NetApp, which Bailey added to his “buy” list in September and is up more than 142 percent in the last year, was downgraded from a “buy” recommendation to “neutral,” primarily on valuation concerns.
In a research note this morning, Bailey pointed out that NetApp shares are now within 3 percent of his aggressive $35-a-share, 12-month price target, and its phenomenal run in the last year came during a period in which the S&P 500 gained only 3 percent.
NetApp shares shed $0.98 a share, or 3 percent, to $32.85 on the news in morning trading today.
Last week, NetApp and Microsoft announced a new three-year deal to improve the technical integration between the two companies’ cloud computing, virtualization and data storage and management applications.
NetApp has fared better than most data storage vendors in the economic downturn, and once again beat Wall Street estimates when it reported its quarterly results last month.
Meanwhile, EMC saw its shares edge up $0.26, or 2 percent, to $17.13 after Bailey upgraded the stock to a “buy” rating from “neutral,” citing what he expects to be “greater margin expansion” for the data storage giant as enterprise customers increase their IT spending budgets in 2010.

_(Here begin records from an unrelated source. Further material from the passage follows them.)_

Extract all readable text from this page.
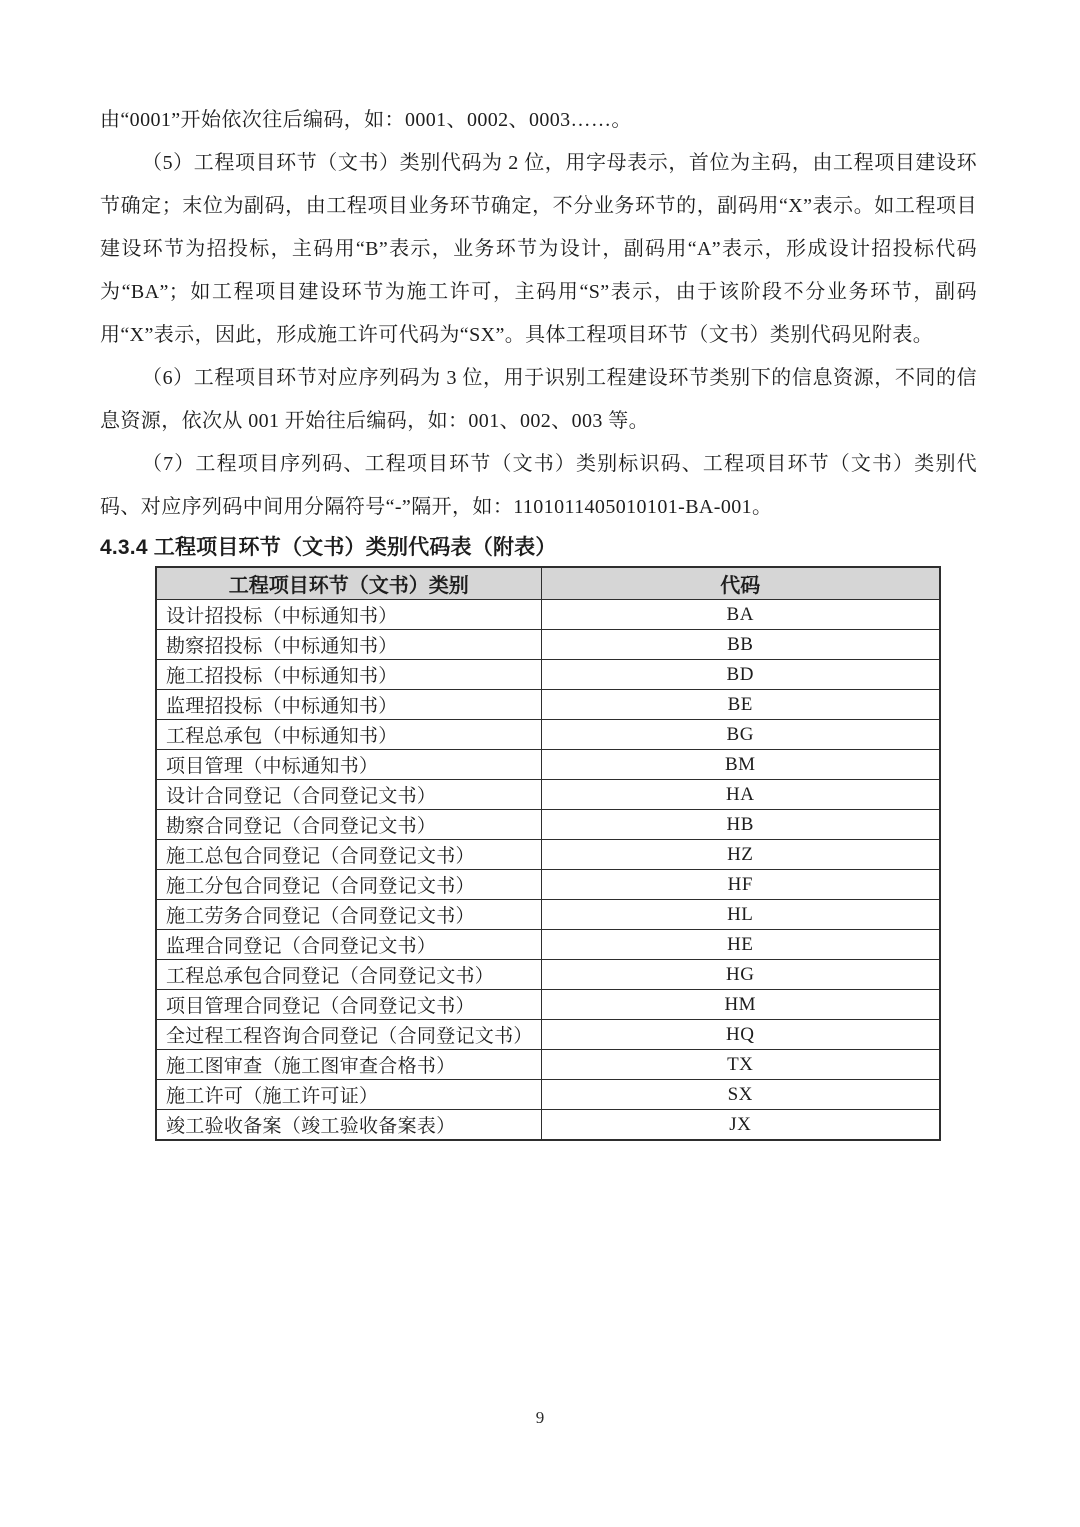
由“0001”开始依次往后编码，如：0001、0002、0003……。

（5）工程项目环节（文书）类别代码为 2 位，用字母表示，首位为主码，由工程项目建设环节确定；末位为副码，由工程项目业务环节确定，不分业务环节的，副码用“X”表示。如工程项目建设环节为招投标，主码用“B”表示，业务环节为设计，副码用“A”表示，形成设计招投标代码为“BA”；如工程项目建设环节为施工许可，主码用“S”表示，由于该阶段不分业务环节，副码用“X”表示，因此，形成施工许可代码为“SX”。具体工程项目环节（文书）类别代码见附表。

（6）工程项目环节对应序列码为 3 位，用于识别工程建设环节类别下的信息资源，不同的信息资源，依次从 001 开始往后编码，如：001、002、003 等。

（7）工程项目序列码、工程项目环节（文书）类别标识码、工程项目环节（文书）类别代码、对应序列码中间用分隔符号“-”隔开，如：1101011405010101-BA-001。

4.3.4 工程项目环节（文书）类别代码表（附表）
工程项目环节（文书）类别	代码
设计招投标（中标通知书）	BA
勘察招投标（中标通知书）	BB
施工招投标（中标通知书）	BD
监理招投标（中标通知书）	BE
工程总承包（中标通知书）	BG
项目管理（中标通知书）	BM
设计合同登记（合同登记文书）	HA
勘察合同登记（合同登记文书）	HB
施工总包合同登记（合同登记文书）	HZ
施工分包合同登记（合同登记文书）	HF
施工劳务合同登记（合同登记文书）	HL
监理合同登记（合同登记文书）	HE
工程总承包合同登记（合同登记文书）	HG
项目管理合同登记（合同登记文书）	HM
全过程工程咨询合同登记（合同登记文书）	HQ
施工图审查（施工图审查合格书）	TX
施工许可（施工许可证）	SX
竣工验收备案（竣工验收备案表）	JX
9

Calling EMC’s current price “an attractive entry point,” Bailey raised his earnings-per-share forecast to $1.14 from $1.10 in 2010 and to $1.27 a share from $1.24 a share in 2011. He also moved his 12-month price target up to $21 a share from $20 a share.

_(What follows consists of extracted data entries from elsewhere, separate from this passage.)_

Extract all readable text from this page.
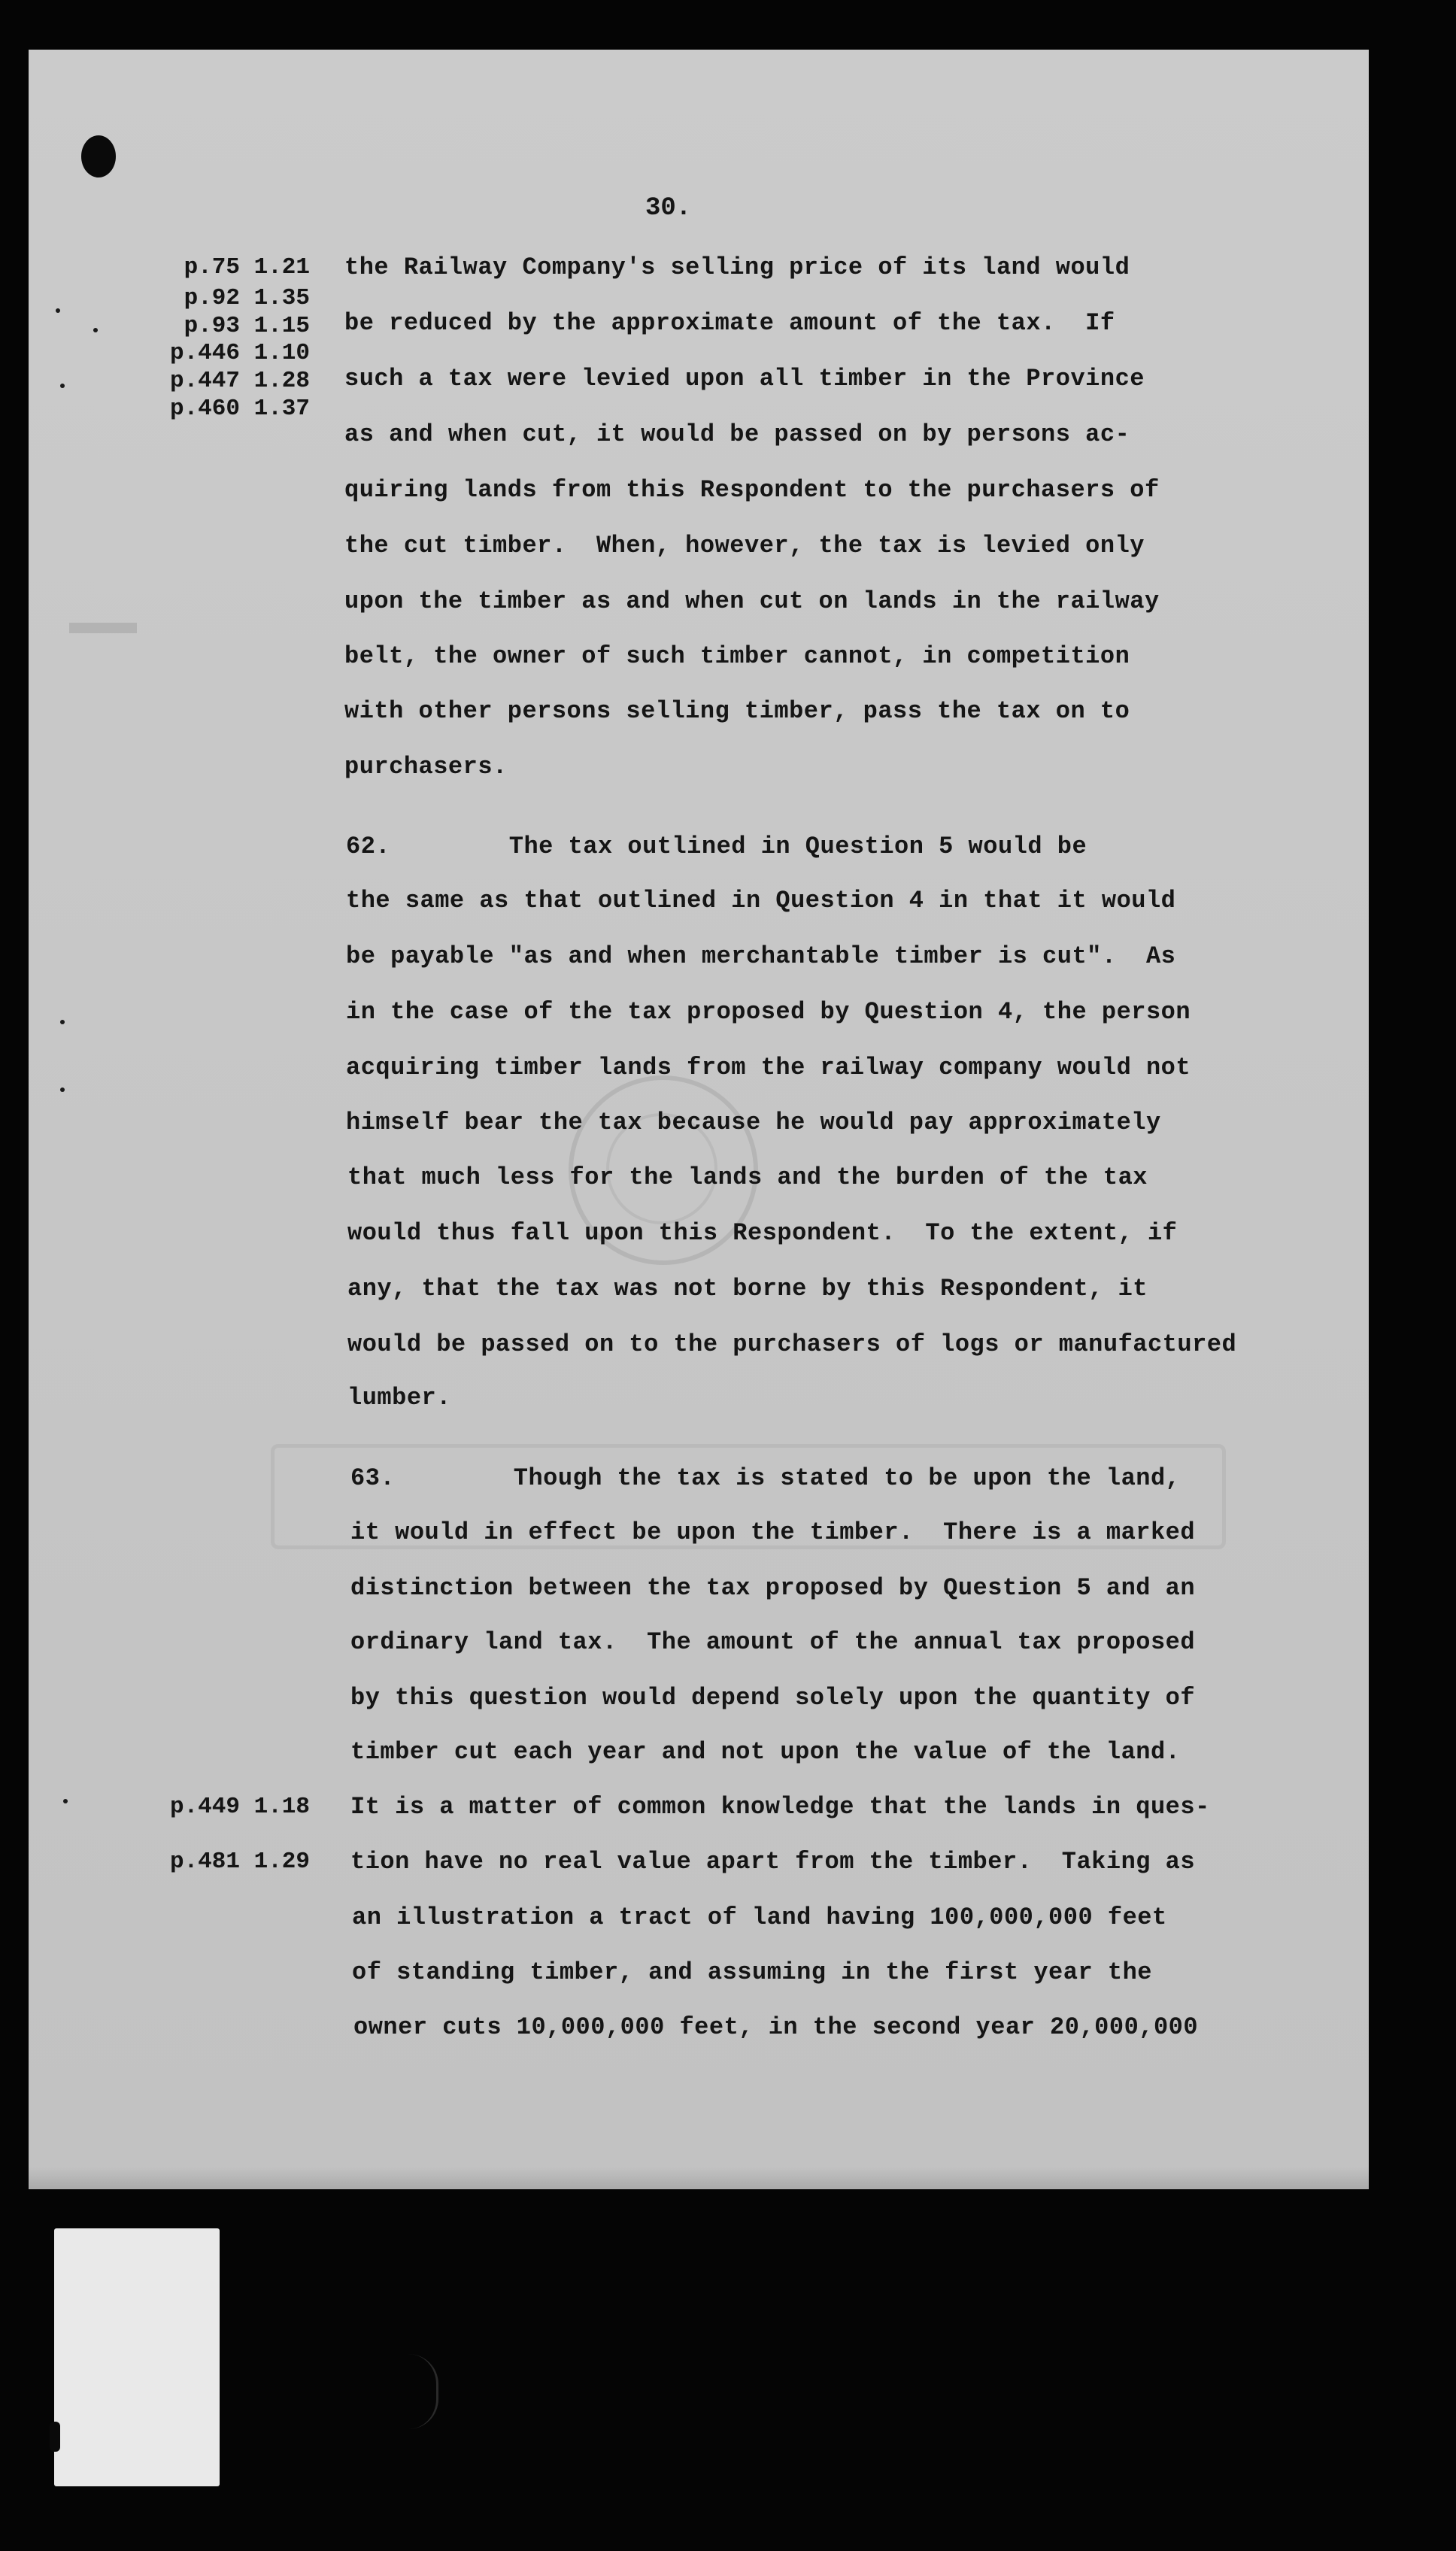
30.

p.75 1.21
p.92 1.35
p.93 1.15
p.446 1.10
p.447 1.28
p.460 1.37
p.449 1.18
p.481 1.29
the Railway Company's selling price of its land would
be reduced by the approximate amount of the tax.  If
such a tax were levied upon all timber in the Province
as and when cut, it would be passed on by persons ac-
quiring lands from this Respondent to the purchasers of
the cut timber.  When, however, the tax is levied only
upon the timber as and when cut on lands in the railway
belt, the owner of such timber cannot, in competition
with other persons selling timber, pass the tax on to
purchasers.
62.        The tax outlined in Question 5 would be
the same as that outlined in Question 4 in that it would
be payable "as and when merchantable timber is cut".  As
in the case of the tax proposed by Question 4, the person
acquiring timber lands from the railway company would not
himself bear the tax because he would pay approximately
that much less for the lands and the burden of the tax
would thus fall upon this Respondent.  To the extent, if
any, that the tax was not borne by this Respondent, it
would be passed on to the purchasers of logs or manufactured
lumber.
63.        Though the tax is stated to be upon the land,
it would in effect be upon the timber.  There is a marked
distinction between the tax proposed by Question 5 and an
ordinary land tax.  The amount of the annual tax proposed
by this question would depend solely upon the quantity of
timber cut each year and not upon the value of the land.
It is a matter of common knowledge that the lands in ques-
tion have no real value apart from the timber.  Taking as
an illustration a tract of land having 100,000,000 feet
of standing timber, and assuming in the first year the
owner cuts 10,000,000 feet, in the second year 20,000,000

In November, EMC gave its investors an unexpected bit of bad news when it announced it would eat a $100 million restructuring charge in its fourth quarter that would crimp earnings by $0.05 a share.
However, EMC did post better-than-expected sales ($3.52 billion) and earnings ($0.23 a share) in its third quarter.
Bailey expects both EMC and NetApp to benefit from an uptick in IT spending.